Below, please find a list of new features introduced with mlip v2 with either a brief explanation of how they can be used or a link to the relevant resource in this documentation.

  • The models MACE and NequIP are now powered by our open-source library for equivariant operations e3j, significantly accelerating their inference compared to mlip v1.

  • The eSEN model architecture, see Esen. Optionally, with a Mixture-of-Experts (MoE) formalism, requested via the moe field in the EsenConfig. Details, especially regarding how to prepare an MoE model for efficient inference, can be found in the MoE training and inference tutorial notebook.

  • MACE now supports the use of Gaunt tensor products (GTP). GTP can be used as a replacement of Clebsch-Gordan tensor products in the message passing block by setting use_gaunt_tp_message_passing = True in the MaceConfig. They can also be used as a backend for the symmetric contraction block by setting symmetric_contraction_backend = "gaunt_tp". Note that our implementation uses a direct estimation of the integrals defining the GTP through spherical designs.

  • For all architectures: global charge conditioning, partial charge predictions, and long-range interactions via a PhysNet-inspired Coulomb term. These features are available in each model config, e.g., see VisnetConfig (fields: use_total_charge_embedding, predict_partial_charges, and use_coulomb_term). Note that at inference time, partial charges must be requested via the required_properties argument upon force field initialization.

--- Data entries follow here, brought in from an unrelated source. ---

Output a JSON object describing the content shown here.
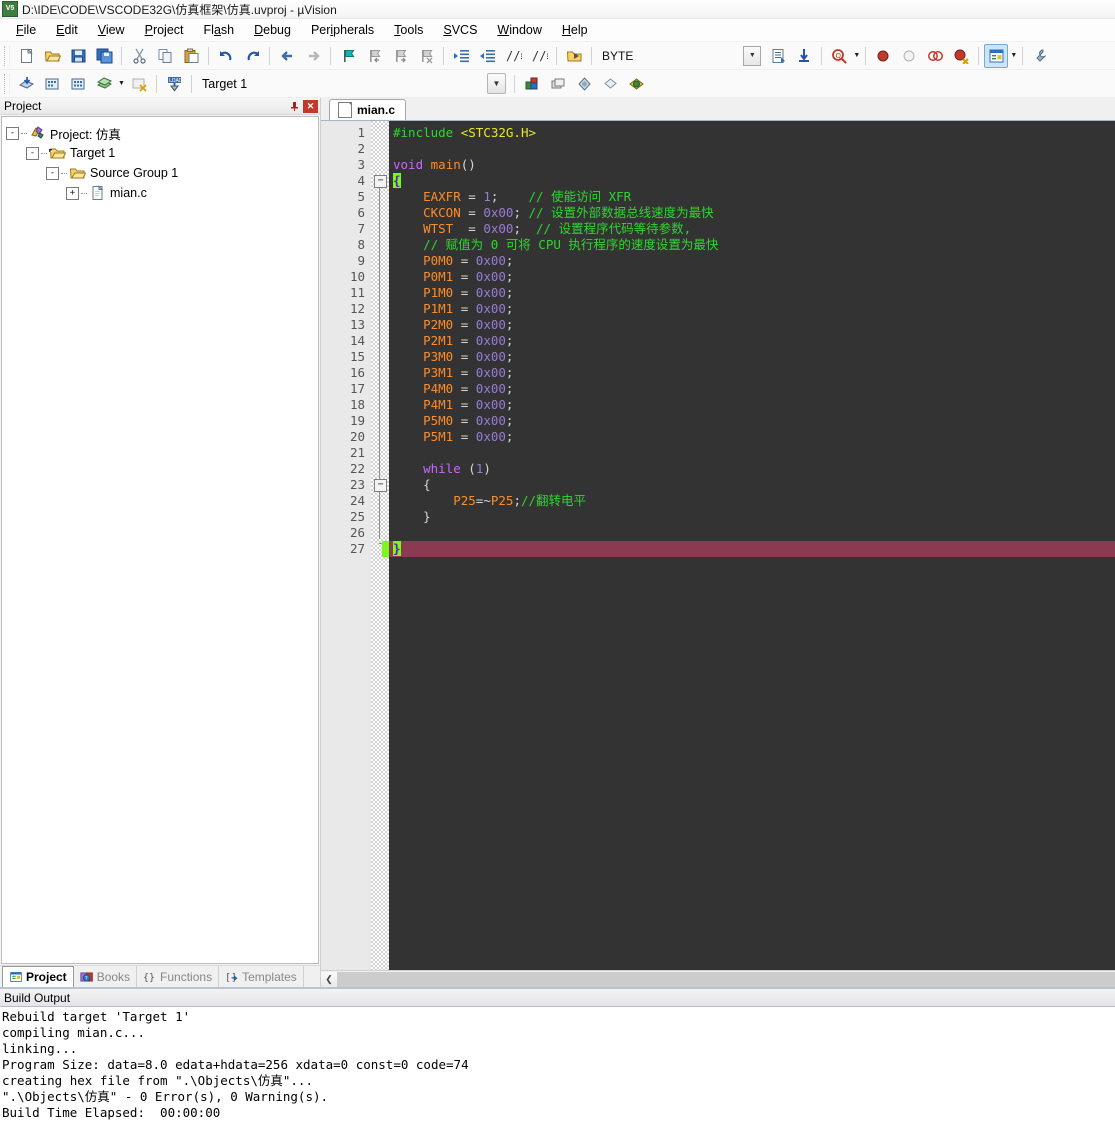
{
  "window": {
    "title": "D:\\IDE\\CODE\\VSCODE32G\\仿真框架\\仿真.uvproj - µVision",
    "app_icon": "uvision-icon"
  },
  "menu": {
    "items": [
      {
        "label": "File",
        "accel": "F"
      },
      {
        "label": "Edit",
        "accel": "E"
      },
      {
        "label": "View",
        "accel": "V"
      },
      {
        "label": "Project",
        "accel": "P"
      },
      {
        "label": "Flash",
        "accel": "a"
      },
      {
        "label": "Debug",
        "accel": "D"
      },
      {
        "label": "Peripherals",
        "accel": "i"
      },
      {
        "label": "Tools",
        "accel": "T"
      },
      {
        "label": "SVCS",
        "accel": "S"
      },
      {
        "label": "Window",
        "accel": "W"
      },
      {
        "label": "Help",
        "accel": "H"
      }
    ]
  },
  "toolbar_main": {
    "buttons": [
      {
        "name": "new-file-icon",
        "tip": "New"
      },
      {
        "name": "open-file-icon",
        "tip": "Open"
      },
      {
        "name": "save-icon",
        "tip": "Save"
      },
      {
        "name": "save-all-icon",
        "tip": "Save All"
      },
      {
        "name": "cut-icon",
        "tip": "Cut"
      },
      {
        "name": "copy-icon",
        "tip": "Copy"
      },
      {
        "name": "paste-icon",
        "tip": "Paste"
      },
      {
        "name": "undo-icon",
        "tip": "Undo"
      },
      {
        "name": "redo-icon",
        "tip": "Redo"
      },
      {
        "name": "navigate-back-icon",
        "tip": "Back"
      },
      {
        "name": "navigate-forward-icon",
        "tip": "Forward"
      },
      {
        "name": "bookmark-toggle-icon",
        "tip": "Insert/Remove Bookmark"
      },
      {
        "name": "bookmark-prev-icon",
        "tip": "Go to Previous Bookmark"
      },
      {
        "name": "bookmark-next-icon",
        "tip": "Go to Next Bookmark"
      },
      {
        "name": "bookmark-clear-icon",
        "tip": "Clear All Bookmarks"
      },
      {
        "name": "indent-right-icon",
        "tip": "Indent Selection"
      },
      {
        "name": "indent-left-icon",
        "tip": "Unindent Selection"
      },
      {
        "name": "comment-icon",
        "tip": "Comment Selection"
      },
      {
        "name": "uncomment-icon",
        "tip": "Uncomment Selection"
      },
      {
        "name": "hex-mode-icon",
        "tip": "Hex Mode"
      }
    ],
    "memory_type": "BYTE",
    "right_buttons": [
      {
        "name": "bookmark-list-icon",
        "tip": "Bookmarks"
      },
      {
        "name": "find-in-files-icon",
        "tip": "Find in Files"
      },
      {
        "name": "magnify-search-icon",
        "tip": "Find"
      },
      {
        "name": "breakpoint-insert-icon",
        "tip": "Insert/Remove Breakpoint"
      },
      {
        "name": "breakpoint-disable-icon",
        "tip": "Enable/Disable Breakpoint"
      },
      {
        "name": "breakpoint-disable-all-icon",
        "tip": "Disable All Breakpoints"
      },
      {
        "name": "breakpoint-kill-all-icon",
        "tip": "Kill All Breakpoints"
      },
      {
        "name": "window-manager-icon",
        "tip": "Manage Windows"
      },
      {
        "name": "configure-icon",
        "tip": "Configuration Wizard"
      }
    ]
  },
  "toolbar_build": {
    "buttons": [
      {
        "name": "translate-icon",
        "tip": "Translate Current File"
      },
      {
        "name": "build-icon",
        "tip": "Build"
      },
      {
        "name": "rebuild-icon",
        "tip": "Rebuild All Target Files"
      },
      {
        "name": "batch-build-icon",
        "tip": "Batch Build"
      },
      {
        "name": "stop-build-icon",
        "tip": "Stop Build"
      },
      {
        "name": "download-icon",
        "tip": "Download",
        "label": "LOAD"
      }
    ],
    "target_value": "Target 1",
    "target_buttons": [
      {
        "name": "target-options-icon",
        "tip": "Options for Target"
      },
      {
        "name": "manage-project-items-icon",
        "tip": "Manage Project Items"
      },
      {
        "name": "components-icon",
        "tip": "Manage Run-Time Environment"
      },
      {
        "name": "multi-project-icon",
        "tip": "Select Project"
      },
      {
        "name": "pack-installer-icon",
        "tip": "Pack Installer"
      }
    ]
  },
  "project_pane": {
    "title": "Project",
    "pin_icon": "pin-icon",
    "close_icon": "close-icon",
    "tree": [
      {
        "label": "Project: 仿真",
        "icon": "project-icon",
        "expander": "-",
        "depth": 0
      },
      {
        "label": "Target 1",
        "icon": "target-icon",
        "expander": "-",
        "depth": 1
      },
      {
        "label": "Source Group 1",
        "icon": "folder-icon",
        "expander": "-",
        "depth": 2
      },
      {
        "label": "mian.c",
        "icon": "c-file-icon",
        "expander": "+",
        "depth": 3
      }
    ],
    "tabs": [
      {
        "label": "Project",
        "icon": "project-tab-icon",
        "selected": true
      },
      {
        "label": "Books",
        "icon": "books-tab-icon",
        "selected": false
      },
      {
        "label": "Functions",
        "icon": "functions-tab-icon",
        "selected": false
      },
      {
        "label": "Templates",
        "icon": "templates-tab-icon",
        "selected": false
      }
    ]
  },
  "editor": {
    "tabs": [
      {
        "label": "mian.c",
        "icon": "c-file-icon",
        "active": true
      }
    ],
    "current_line": 27,
    "fold_markers": [
      4,
      23
    ],
    "line_numbers": [
      1,
      2,
      3,
      4,
      5,
      6,
      7,
      8,
      9,
      10,
      11,
      12,
      13,
      14,
      15,
      16,
      17,
      18,
      19,
      20,
      21,
      22,
      23,
      24,
      25,
      26,
      27
    ],
    "hscroll_left_icon": "scroll-left-arrow-icon",
    "lines": [
      {
        "n": 1,
        "tokens": [
          {
            "t": "#include ",
            "c": "tk-pp"
          },
          {
            "t": "<STC32G.H>",
            "c": "tk-str"
          }
        ]
      },
      {
        "n": 2,
        "tokens": []
      },
      {
        "n": 3,
        "tokens": [
          {
            "t": "void ",
            "c": "tk-kw"
          },
          {
            "t": "main",
            "c": "tk-fn"
          },
          {
            "t": "()",
            "c": "tk-op"
          }
        ]
      },
      {
        "n": 4,
        "tokens": [
          {
            "t": "{",
            "c": "brace-hl"
          }
        ]
      },
      {
        "n": 5,
        "tokens": [
          {
            "t": "    ",
            "c": "tk-plain"
          },
          {
            "t": "EAXFR",
            "c": "tk-id"
          },
          {
            "t": " = ",
            "c": "tk-op"
          },
          {
            "t": "1",
            "c": "tk-num"
          },
          {
            "t": ";",
            "c": "tk-op"
          },
          {
            "t": "    ",
            "c": "tk-plain"
          },
          {
            "t": "// 使能访问 XFR",
            "c": "tk-cmt"
          }
        ]
      },
      {
        "n": 6,
        "tokens": [
          {
            "t": "    ",
            "c": "tk-plain"
          },
          {
            "t": "CKCON",
            "c": "tk-id"
          },
          {
            "t": " = ",
            "c": "tk-op"
          },
          {
            "t": "0x00",
            "c": "tk-num"
          },
          {
            "t": "; ",
            "c": "tk-op"
          },
          {
            "t": "// 设置外部数据总线速度为最快",
            "c": "tk-cmt"
          }
        ]
      },
      {
        "n": 7,
        "tokens": [
          {
            "t": "    ",
            "c": "tk-plain"
          },
          {
            "t": "WTST",
            "c": "tk-id"
          },
          {
            "t": "  = ",
            "c": "tk-op"
          },
          {
            "t": "0x00",
            "c": "tk-num"
          },
          {
            "t": ";  ",
            "c": "tk-op"
          },
          {
            "t": "// 设置程序代码等待参数,",
            "c": "tk-cmt"
          }
        ]
      },
      {
        "n": 8,
        "tokens": [
          {
            "t": "    ",
            "c": "tk-plain"
          },
          {
            "t": "// 赋值为 0 可将 CPU 执行程序的速度设置为最快",
            "c": "tk-cmt"
          }
        ]
      },
      {
        "n": 9,
        "tokens": [
          {
            "t": "    ",
            "c": "tk-plain"
          },
          {
            "t": "P0M0",
            "c": "tk-id"
          },
          {
            "t": " = ",
            "c": "tk-op"
          },
          {
            "t": "0x00",
            "c": "tk-num"
          },
          {
            "t": ";",
            "c": "tk-op"
          }
        ]
      },
      {
        "n": 10,
        "tokens": [
          {
            "t": "    ",
            "c": "tk-plain"
          },
          {
            "t": "P0M1",
            "c": "tk-id"
          },
          {
            "t": " = ",
            "c": "tk-op"
          },
          {
            "t": "0x00",
            "c": "tk-num"
          },
          {
            "t": ";",
            "c": "tk-op"
          }
        ]
      },
      {
        "n": 11,
        "tokens": [
          {
            "t": "    ",
            "c": "tk-plain"
          },
          {
            "t": "P1M0",
            "c": "tk-id"
          },
          {
            "t": " = ",
            "c": "tk-op"
          },
          {
            "t": "0x00",
            "c": "tk-num"
          },
          {
            "t": ";",
            "c": "tk-op"
          }
        ]
      },
      {
        "n": 12,
        "tokens": [
          {
            "t": "    ",
            "c": "tk-plain"
          },
          {
            "t": "P1M1",
            "c": "tk-id"
          },
          {
            "t": " = ",
            "c": "tk-op"
          },
          {
            "t": "0x00",
            "c": "tk-num"
          },
          {
            "t": ";",
            "c": "tk-op"
          }
        ]
      },
      {
        "n": 13,
        "tokens": [
          {
            "t": "    ",
            "c": "tk-plain"
          },
          {
            "t": "P2M0",
            "c": "tk-id"
          },
          {
            "t": " = ",
            "c": "tk-op"
          },
          {
            "t": "0x00",
            "c": "tk-num"
          },
          {
            "t": ";",
            "c": "tk-op"
          }
        ]
      },
      {
        "n": 14,
        "tokens": [
          {
            "t": "    ",
            "c": "tk-plain"
          },
          {
            "t": "P2M1",
            "c": "tk-id"
          },
          {
            "t": " = ",
            "c": "tk-op"
          },
          {
            "t": "0x00",
            "c": "tk-num"
          },
          {
            "t": ";",
            "c": "tk-op"
          }
        ]
      },
      {
        "n": 15,
        "tokens": [
          {
            "t": "    ",
            "c": "tk-plain"
          },
          {
            "t": "P3M0",
            "c": "tk-id"
          },
          {
            "t": " = ",
            "c": "tk-op"
          },
          {
            "t": "0x00",
            "c": "tk-num"
          },
          {
            "t": ";",
            "c": "tk-op"
          }
        ]
      },
      {
        "n": 16,
        "tokens": [
          {
            "t": "    ",
            "c": "tk-plain"
          },
          {
            "t": "P3M1",
            "c": "tk-id"
          },
          {
            "t": " = ",
            "c": "tk-op"
          },
          {
            "t": "0x00",
            "c": "tk-num"
          },
          {
            "t": ";",
            "c": "tk-op"
          }
        ]
      },
      {
        "n": 17,
        "tokens": [
          {
            "t": "    ",
            "c": "tk-plain"
          },
          {
            "t": "P4M0",
            "c": "tk-id"
          },
          {
            "t": " = ",
            "c": "tk-op"
          },
          {
            "t": "0x00",
            "c": "tk-num"
          },
          {
            "t": ";",
            "c": "tk-op"
          }
        ]
      },
      {
        "n": 18,
        "tokens": [
          {
            "t": "    ",
            "c": "tk-plain"
          },
          {
            "t": "P4M1",
            "c": "tk-id"
          },
          {
            "t": " = ",
            "c": "tk-op"
          },
          {
            "t": "0x00",
            "c": "tk-num"
          },
          {
            "t": ";",
            "c": "tk-op"
          }
        ]
      },
      {
        "n": 19,
        "tokens": [
          {
            "t": "    ",
            "c": "tk-plain"
          },
          {
            "t": "P5M0",
            "c": "tk-id"
          },
          {
            "t": " = ",
            "c": "tk-op"
          },
          {
            "t": "0x00",
            "c": "tk-num"
          },
          {
            "t": ";",
            "c": "tk-op"
          }
        ]
      },
      {
        "n": 20,
        "tokens": [
          {
            "t": "    ",
            "c": "tk-plain"
          },
          {
            "t": "P5M1",
            "c": "tk-id"
          },
          {
            "t": " = ",
            "c": "tk-op"
          },
          {
            "t": "0x00",
            "c": "tk-num"
          },
          {
            "t": ";",
            "c": "tk-op"
          }
        ]
      },
      {
        "n": 21,
        "tokens": []
      },
      {
        "n": 22,
        "tokens": [
          {
            "t": "    ",
            "c": "tk-plain"
          },
          {
            "t": "while",
            "c": "tk-kw"
          },
          {
            "t": " ",
            "c": "tk-op"
          },
          {
            "t": "(",
            "c": "tk-op"
          },
          {
            "t": "1",
            "c": "tk-num"
          },
          {
            "t": ")",
            "c": "tk-op"
          }
        ]
      },
      {
        "n": 23,
        "tokens": [
          {
            "t": "    {",
            "c": "tk-op"
          }
        ]
      },
      {
        "n": 24,
        "tokens": [
          {
            "t": "        ",
            "c": "tk-plain"
          },
          {
            "t": "P25",
            "c": "tk-id"
          },
          {
            "t": "=~",
            "c": "tk-op"
          },
          {
            "t": "P25",
            "c": "tk-id"
          },
          {
            "t": ";",
            "c": "tk-op"
          },
          {
            "t": "//翻转电平",
            "c": "tk-cmt"
          }
        ]
      },
      {
        "n": 25,
        "tokens": [
          {
            "t": "    }",
            "c": "tk-op"
          }
        ]
      },
      {
        "n": 26,
        "tokens": []
      },
      {
        "n": 27,
        "tokens": [
          {
            "t": "}",
            "c": "brace-hl"
          }
        ],
        "current": true
      }
    ]
  },
  "build_output": {
    "title": "Build Output",
    "lines": [
      "Rebuild target 'Target 1'",
      "compiling mian.c...",
      "linking...",
      "Program Size: data=8.0 edata+hdata=256 xdata=0 const=0 code=74",
      "creating hex file from \".\\Objects\\仿真\"...",
      "\".\\Objects\\仿真\" - 0 Error(s), 0 Warning(s).",
      "Build Time Elapsed:  00:00:00"
    ]
  },
  "colors": {
    "editor_bg": "#333333",
    "current_line": "#8b3a52",
    "brace_match": "#7bf71f",
    "comment": "#2fd62f",
    "keyword": "#cc66ff",
    "identifier": "#ff8c28",
    "number": "#9a7bd6",
    "string": "#e8e82a"
  }
}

  • Transition state search with the NEBSimulationEngine, see here for its documentation.

  • NPT ensemble MD simulations, requested via the new md_integrator field of the SimulationConfig. It is implemented for both the JAX-MD and ASE backends. See our tutorial notebook on advanced simulation for an in-depth introduction.

  • Training on Hessian labels and prediction Hessians at inference, see the Hessian tutorial notebook and this section of the documentation for more information.

  • Multi-head fine-tuning, see this dedicated user guide for more information.

In addition to these essential new features, there are many small feature additions to the code base in mlip v2 that we believe will improve the overall user experience. We encourage everyone to check out the relevant guides and API reference for the functionalities they are using to familiarize themselves with the updated library.